Michael B Allen-4 wrote:
> 
> That won't work since either the socket will close before a response
> is recieved or under load you'll get two authentication requests within
> 500ms.
> 
> You must use preauthentication.
> 
> Mike
> 
> On Wed, 29 Nov 2006 08:55:48 -0500
> "Anoop Prakash" <anoopatul at gmail.com> wrote:
> 
>> Thanks Jonathan,
>> 
>> I tried out changing the soTimeOut to 500 milliseconds abd it seems to be
>> running fine now.
>> 
>> 
>> On 11/28/06, Jonathan Trumbull <jonathan.trumbull at gmail.com> wrote:
>> >
>> > Anoop,
>> >
>> > You probably need to specify a set of domain credentials explicitly
>> > for preauthentication. We usually just setup a service account just
>> > for this.
>> >
>> > see http://jcifs.samba.org/src/docs/ntlmhttpauth.html#signing
>> >
>> > <init-param>
>> >   <param-name>jcifs.smb.client.username</param-name>
>> >   <param-value>SomeServiceAccount</param-value>
>> > </init-param>
>> >
>> > <init-param>
>> >   <param-name>jcifs.smb.client.password</param-name>
>> >   <param-value>SomeServiceAccountPassword</param-value>
>> > </init-param>
>> >
>> > --Jonathan
>> >
>> > On 11/28/06, Anoop Prakash <anoopatul at gmail.com> wrote:
>> > >
>> > >
>> > > Hello  Mike,
>> > >
>> > >
>> > > We got your reference from the jcifs  mailing list. We found  out an
>> > issue in the mailing list that is similar to the problem we are
>> > facing  while accessing our application using the JCIFS NTLM
>> authentication.
>> > When  multiple users try accessing our application concurrently, only
>> one of
>> > the users  will be allowed to log in. The others are shown the NTLM
>> > authentication box  again and again, even though they enter the right
>> > credentials. The  application is a struts based J2EE application and we
>> are
>> > using   JCIFS version 1.2.8. We tried doing the instructions given in
>> the
>> > link -  http://lists.samba.org/archive/jcifs/2006-June/006304.html . 
>> We
>> > are using a domain controller also in this. I am pasting below a part
>> of
>> > the  web.xml for the application.
>> > >
>> > >
>> > >
>> > >  <filter>
>> > >
>> > >               <filter-name>NtlmHttpFilter</filter-name>
>> > >
>> > >               <filter-class>jcifs.http.NtlmHttpFilter</filter-class>
>> > >
>> > >
>> > >
>> > >               <init-param>
>> > >
>> > >                    
>> <param-name>jcifs.http.domainController</param-name>
>> > >
>> > >                     <param-value>CORPDC3</param-value>
>> > >
>> > >               </init-param>
>> > >
>> > >
>> > >
>> > >               <init-param>
>> > >
>> > >                    
>> <param-name>jcifs.smb.lmCompatibility</param-name>
>> > >
>> > >               <param-value>3</param-value>
>> > >
>> > >               </init-param>
>> > >
>> > >  </filter>
>> > >
>> > >
>> > >
>> > > It would be great if you could let us know what could be the
>> > issue.Please let us knowif you need any more details on this.
>> > >
>> > >
>> > >
>> > > Thanks,
>> > >
>> > > Anoop
>> > >
>> > >
>> > >
>> > >
>> > >
>> > >
>> > >
>> > > [jcifs] NTLM Authentication problemMike Streeton mike.streeton at
>> > ardentia.co.uk
>> > > Thu Jun 22 06:51:43 GMT  2006
>> > >
>> > >
>> > >
>> > > Previous message: [jcifs] NTLM Authentication  problem
>> > > Next message: [jcifs] Authenticating Against  Multiple Domain
>> > Controllers
>> > > Messages sorted by: [ date ] [ thread ] [ subject ]  [ author ]

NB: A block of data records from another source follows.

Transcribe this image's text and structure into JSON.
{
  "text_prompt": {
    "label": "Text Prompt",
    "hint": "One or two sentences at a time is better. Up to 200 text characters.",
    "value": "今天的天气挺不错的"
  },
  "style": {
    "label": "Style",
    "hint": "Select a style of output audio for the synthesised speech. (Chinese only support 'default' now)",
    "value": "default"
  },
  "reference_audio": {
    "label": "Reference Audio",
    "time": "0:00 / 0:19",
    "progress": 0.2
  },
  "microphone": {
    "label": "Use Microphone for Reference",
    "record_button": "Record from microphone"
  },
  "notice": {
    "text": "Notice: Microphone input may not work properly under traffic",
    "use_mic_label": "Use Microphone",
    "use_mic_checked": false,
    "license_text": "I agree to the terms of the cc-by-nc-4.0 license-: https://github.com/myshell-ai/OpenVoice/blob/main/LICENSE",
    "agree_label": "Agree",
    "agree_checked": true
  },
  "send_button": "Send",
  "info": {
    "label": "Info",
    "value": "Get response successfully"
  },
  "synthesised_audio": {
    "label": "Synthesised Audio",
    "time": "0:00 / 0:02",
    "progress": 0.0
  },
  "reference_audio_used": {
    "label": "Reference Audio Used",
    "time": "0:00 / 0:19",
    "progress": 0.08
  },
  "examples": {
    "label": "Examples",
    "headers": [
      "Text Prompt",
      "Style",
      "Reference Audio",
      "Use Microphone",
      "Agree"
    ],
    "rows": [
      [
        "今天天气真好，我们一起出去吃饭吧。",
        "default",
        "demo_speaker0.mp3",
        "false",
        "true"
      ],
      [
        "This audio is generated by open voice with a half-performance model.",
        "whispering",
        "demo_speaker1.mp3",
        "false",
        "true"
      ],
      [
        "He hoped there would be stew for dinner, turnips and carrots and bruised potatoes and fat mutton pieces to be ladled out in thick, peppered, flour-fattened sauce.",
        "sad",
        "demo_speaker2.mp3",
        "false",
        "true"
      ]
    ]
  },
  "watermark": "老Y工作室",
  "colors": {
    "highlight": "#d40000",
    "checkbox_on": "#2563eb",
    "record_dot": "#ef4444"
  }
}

>> > ________________________________
>> > We had problems with some people being able to connect but not other,
>> > > even though they have exactly the same config (XP pro), we got round
>> > > them by setting the following:
>> > >
>> > >
>> > > Configure the JCIFS parameter jcifs.smb.lmCompatibility try setting
>> it
>> > > to 3, 4 or 5
>> > >
>> > > Configure the JCIFS parameter jcifs.netbios.hostname to be the local
>> > > machine
>> > >
>> > >
>> > >
>> > > Set the API documentation on how to do this:
>> > >
>> > > http://jcifs.samba.org/src/docs/api/
>> > >
>> > >
>> > >
>> > > If this does not work post the config/error logs etc and Michael is
>> very
>> > >
>> > > helpful and can usually put you right.
>> > >
>> > >
>> > >
>> > > Thanks
>> > >
>> > >
>> > >
>> > > Mike
>> > >
>> > >
>> > >
>> > > www.ardentia.com the home of NetSearch
>> > >
>> > > ________________________________
>> > >
>> > >
>> > > From: jcifs-bounces+mike.streeton=ardentia.co.uk at lists.samba.org
>> > >
>> > > [mailto:jcifs-bounces+mike.streeton=
>> > > ardentia.co.uk at lists.samba.org] On
>> > > Behalf Of Publius Ismanescu
>> > > Sent: 21 June 2006 21:25
>> > > To:
>> > > jcifs at lists.samba.org
>> > > Subject: [jcifs] NTLM Authentication problem
>> > >
>> > >
>> > >
>> > > Hi everybody,
>> > >
>> > > I have a situation where the NTLM authentication fails. I will
>> explain
>> > > my configuration and the tests we did.
>> > >
>> > >
>> > > We have a weblogic server on AIX server and we use jcifs for NTLM
>> > > authentication. The users that access the website, they all have
>> windows
>> > > desktops, with IE installed.
>> > > All user can access the website properly . The problem start when we
>> > >
>> > > want to let user from outsite the company connect.
>> > >
>> > > The external user connect to a metaframe (Citrix) and they use the IE
>> > > browser on the metaframe server to connect to the internal website.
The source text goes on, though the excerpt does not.